18.20

Bundesrat David Egger-Kranzinger (SPÖ, Salzburg): Sehr geehrter Herr Präsident! Geschätzte Staatssekretärin! Werte Kolleginnen und Kollegen! Zuseherinnen und Zuseher vor den Bildschirmen! Kollege Gross, wenn Sie diese Hülle und Fülle an Maßnahmen nennen – Sie haben das jetzt ja in einem Plädoyer runtergelesen –, frage ich mich allen Ernstes, warum dann Betriebe, nicht nur in meinem Ort, sondern im ganzen Bundesland Salzburg, mit denen ich ins Gespräch komme, auf mich zukommen und mir sagen, ja, sie überlegen, den Betrieb zuzusperren, weil sie es sich nicht mehr leisten können: die Backstube, die Gärtnereien das Glashaus. (Bundesrätin Eder-Gitschthaler: 100 Freistromtage von der Salzburg AG für KMUs! Das hat der Herr Landeshauptmann organisiert!) Warum kommen so viele Bürgermeisterinnen und Bürgermeister auch von der ÖVP her und sagen, dass sie sich das Heizen und den Betrieb der Schwimm­bäder nicht mehr leisten können und dass sie überlegen, das leider zuzusperren? Auch die ÖVP-Bürgermeisterinnen und -Bürgermeister klagen über diese unglaubliche Teuerung.

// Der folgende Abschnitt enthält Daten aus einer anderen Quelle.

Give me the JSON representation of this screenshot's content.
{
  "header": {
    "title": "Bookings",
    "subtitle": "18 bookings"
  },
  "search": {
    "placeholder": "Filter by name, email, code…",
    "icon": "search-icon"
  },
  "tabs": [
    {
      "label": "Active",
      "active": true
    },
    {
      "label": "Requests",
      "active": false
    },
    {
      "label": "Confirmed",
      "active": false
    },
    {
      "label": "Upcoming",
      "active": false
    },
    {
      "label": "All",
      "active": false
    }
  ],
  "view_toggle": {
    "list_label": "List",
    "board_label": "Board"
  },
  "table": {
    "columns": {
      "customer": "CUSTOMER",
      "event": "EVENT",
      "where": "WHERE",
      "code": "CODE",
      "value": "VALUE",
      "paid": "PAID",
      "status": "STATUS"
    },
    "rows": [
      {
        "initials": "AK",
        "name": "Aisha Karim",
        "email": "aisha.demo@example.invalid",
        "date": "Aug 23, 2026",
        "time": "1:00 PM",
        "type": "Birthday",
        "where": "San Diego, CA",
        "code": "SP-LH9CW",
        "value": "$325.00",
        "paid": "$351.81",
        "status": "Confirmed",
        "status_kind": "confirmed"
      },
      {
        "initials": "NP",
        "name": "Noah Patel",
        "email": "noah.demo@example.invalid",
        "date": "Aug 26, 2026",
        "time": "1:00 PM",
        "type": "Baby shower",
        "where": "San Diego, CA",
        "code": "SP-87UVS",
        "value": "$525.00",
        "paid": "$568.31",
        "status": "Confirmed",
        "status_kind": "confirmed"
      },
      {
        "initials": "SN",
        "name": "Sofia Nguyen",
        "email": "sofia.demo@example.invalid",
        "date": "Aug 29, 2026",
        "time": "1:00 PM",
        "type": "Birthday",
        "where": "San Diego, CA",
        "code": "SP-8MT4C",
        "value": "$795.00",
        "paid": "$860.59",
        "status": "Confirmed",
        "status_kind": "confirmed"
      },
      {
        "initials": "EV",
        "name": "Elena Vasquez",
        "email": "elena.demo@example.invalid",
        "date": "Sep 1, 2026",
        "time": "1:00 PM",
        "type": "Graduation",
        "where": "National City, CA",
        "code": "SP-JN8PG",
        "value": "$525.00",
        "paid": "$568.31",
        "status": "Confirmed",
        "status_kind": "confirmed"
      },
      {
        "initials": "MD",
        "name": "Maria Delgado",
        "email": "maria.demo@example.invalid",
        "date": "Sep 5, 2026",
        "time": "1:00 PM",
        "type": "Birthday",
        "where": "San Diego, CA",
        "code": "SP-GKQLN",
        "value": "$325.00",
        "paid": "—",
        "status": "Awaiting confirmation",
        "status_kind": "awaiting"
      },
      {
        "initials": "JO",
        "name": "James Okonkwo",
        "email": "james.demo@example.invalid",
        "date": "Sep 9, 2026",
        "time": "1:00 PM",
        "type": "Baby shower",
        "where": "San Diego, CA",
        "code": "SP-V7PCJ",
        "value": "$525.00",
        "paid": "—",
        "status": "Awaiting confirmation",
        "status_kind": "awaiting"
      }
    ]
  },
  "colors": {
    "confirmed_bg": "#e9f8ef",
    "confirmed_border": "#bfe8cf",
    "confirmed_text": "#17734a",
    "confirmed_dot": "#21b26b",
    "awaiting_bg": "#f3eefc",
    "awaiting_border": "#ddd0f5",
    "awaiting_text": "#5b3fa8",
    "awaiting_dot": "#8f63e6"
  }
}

Ich frage mich wirklich, warum diese Hülle und Fülle an Maßnahmen – ich verstehe natürlich diese Lobhudelei innerhalb der Bundesregierung – nicht bei denen wirkt, die es wirklich brauchen. Auch wenn ich mich in Lehen vor den Interspar – fast ein Einkaufszentrum – stelle und mir Pensionistinnen und Pensionisten unter Tränen sagen, dass sie in einer kalten Wohnung sitzen, stellt sich die Bundesregierung allen Ernstes hier her und sagt: Heile Welt, alles in Ordnung! – So ist es aber nicht, da muss man aufwachen! (Beifall bei SPÖ und Grünen. Zwischenruf des Bundesrates Schennach.)

Danke, Frau Staatssekretärin, dass Sie zwei enorm wichtige Punkte ange­sprochen haben, nämlich einerseits die Inflation. Das hat ein bisschen so geklungen, als wäre das ein Naturgesetz und in Stein gemeißelt. Das Gegenteil ist der Fall. Die Inflation ist von Menschenhand, genauer gesagt, von Regierungshand gemacht. (Bundesrat Preineder: Die ist nicht nur in Österreich!)

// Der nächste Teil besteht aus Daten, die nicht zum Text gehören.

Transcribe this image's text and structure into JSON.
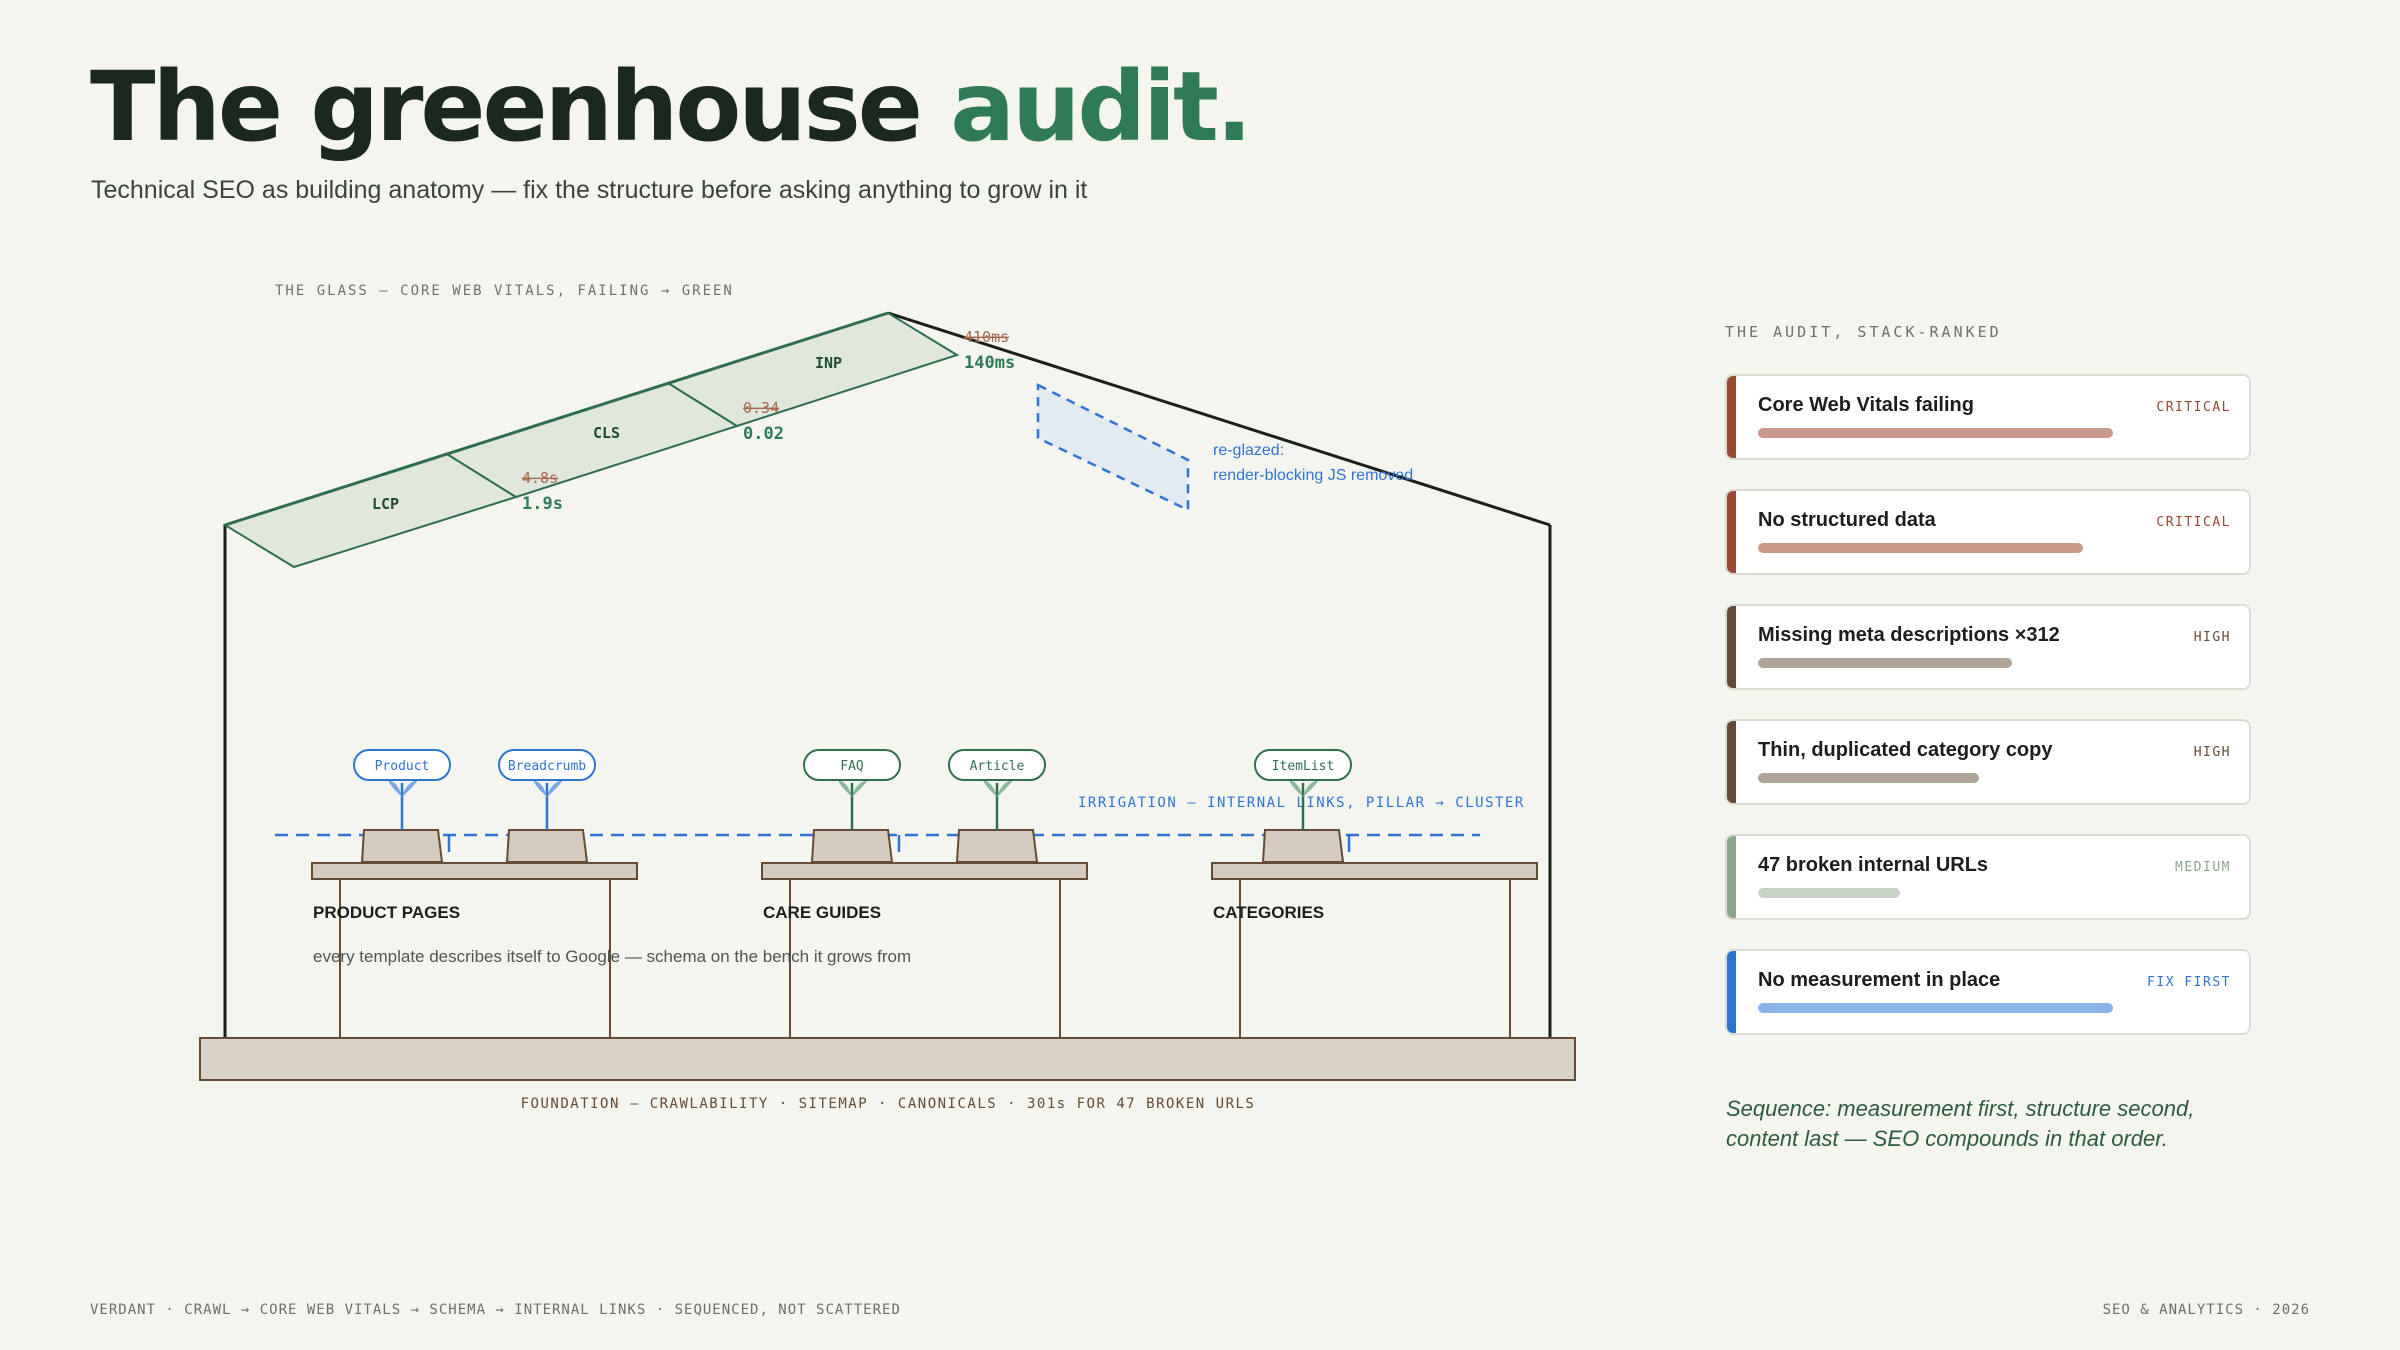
{
  "header": {
    "title_main": "The greenhouse",
    "title_accent": "audit.",
    "subtitle": "Technical SEO as building anatomy — fix the structure before asking anything to grow in it"
  },
  "diagram": {
    "glass_label": "THE GLASS — CORE WEB VITALS, FAILING → GREEN",
    "panes": [
      {
        "name": "LCP",
        "old": "4.8s",
        "new": "1.9s"
      },
      {
        "name": "CLS",
        "old": "0.34",
        "new": "0.02"
      },
      {
        "name": "INP",
        "old": "410ms",
        "new": "140ms"
      }
    ],
    "reglazed": {
      "line1": "re-glazed:",
      "line2": "render-blocking JS removed"
    },
    "irrigation_label": "IRRIGATION — INTERNAL LINKS, PILLAR → CLUSTER",
    "benches": [
      {
        "label": "PRODUCT PAGES",
        "tags": [
          "Product",
          "Breadcrumb"
        ]
      },
      {
        "label": "CARE GUIDES",
        "tags": [
          "FAQ",
          "Article"
        ]
      },
      {
        "label": "CATEGORIES",
        "tags": [
          "ItemList"
        ]
      }
    ],
    "schema_note": "every template describes itself to Google — schema on the bench it grows from",
    "foundation_label": "FOUNDATION — CRAWLABILITY · SITEMAP · CANONICALS · 301s FOR 47 BROKEN URLS"
  },
  "audit": {
    "heading": "THE AUDIT, STACK-RANKED",
    "items": [
      {
        "label": "Core Web Vitals failing",
        "severity": "CRITICAL",
        "level": 0.95,
        "color": "#9a4a32",
        "bar_color": "#c99a8b"
      },
      {
        "label": "No structured data",
        "severity": "CRITICAL",
        "level": 0.87,
        "color": "#9a4a32",
        "bar_color": "#c99a8b"
      },
      {
        "label": "Missing meta descriptions ×312",
        "severity": "HIGH",
        "level": 0.68,
        "color": "#654a36",
        "bar_color": "#b0a496"
      },
      {
        "label": "Thin, duplicated category copy",
        "severity": "HIGH",
        "level": 0.59,
        "color": "#654a36",
        "bar_color": "#b0a496"
      },
      {
        "label": "47 broken internal URLs",
        "severity": "MEDIUM",
        "level": 0.38,
        "color": "#8da58b",
        "bar_color": "#c7d3c4"
      },
      {
        "label": "No measurement in place",
        "severity": "FIX FIRST",
        "level": 0.95,
        "color": "#2f74d2",
        "bar_color": "#8eb3ea"
      }
    ],
    "note": "Sequence: measurement first, structure second, content last — SEO compounds in that order."
  },
  "footer": {
    "left": "VERDANT · CRAWL → CORE WEB VITALS → SCHEMA → INTERNAL LINKS · SEQUENCED, NOT SCATTERED",
    "right": "SEO & ANALYTICS · 2026"
  }
}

Da komme ich gleich zum zweiten Punkt, zu diesen 47 Milliarden Euro, die Sie, glaube ich, genannt haben: Rekordförderungen in Zeiten von Corona. Die wären da und dort ja auch ganz gut aufgehoben gewesen, aber da frage ich mich schon. Mit 47 Milliarden Euro sind wir Spitzenreiter bei den Coronahilfen gewesen, aber das merkt man irgendwie bei der Inflation gerade nicht. Griechenland steht besser da, Frankreich steht besser da, Malta steht besser da. (Bundesrätin Steiner-Wieser: Die ganze Welt! – Ruf bei der FPÖ: Die ganze Welt steht besser da!) Da kann man ruhig so weitermachen: Die Schweiz steht besser da.

Wer waren denn die großen Profiteure von den 47 Milliarden Euro? – Es waren die Freunde von ÖVP-Ex-Kanzler Kurz: Es war der Gastronom Martin Ho mit 2,8 Millionen Euro an Förderungen, René Benko mit seinem Firmenimperium in der Höhe von 10 Millionen Euro, Novomatic in der Höhe von 2 Millionen Euro. (Bundesrat Kornhäusl: Hannes Androsch!) Ich kenne keinen österreichischen Haushalt, der solche Förderungen bekommen hat wie die Freunde der ÖVP. (Bundesrat Preineder: Die beschäftigen auch nicht so viele Leute!) Keinen einzigen! (Beifall bei der SPÖ. – Zwischenrufe bei der ÖVP.)

Da muss ich ganz ehrlich sagen – Sie wollen ja hoffentlich nicht den Rechnungs­hof infrage stellen –, die Wahrheit ist, die Cofag und die Förderungen, die ausgeschüttet worden sind, sind schwer kritisiert worden. Es war total intranspa­rent, hat es geheißen. Sie haben die Konzerne gefördert, die Dividenden an die Aktionäre ausgeschüttet haben! Sie haben nichts für die vielen in diesem Land getan. Sie haben für die Krankenpfleger:innen applaudiert, aber etwas gezahlt haben Sie den Milliardären in diesem Land. (Beifall bei der SPÖ. Ruf bei der ÖVP: Frag einmal den ..., was er verdient!)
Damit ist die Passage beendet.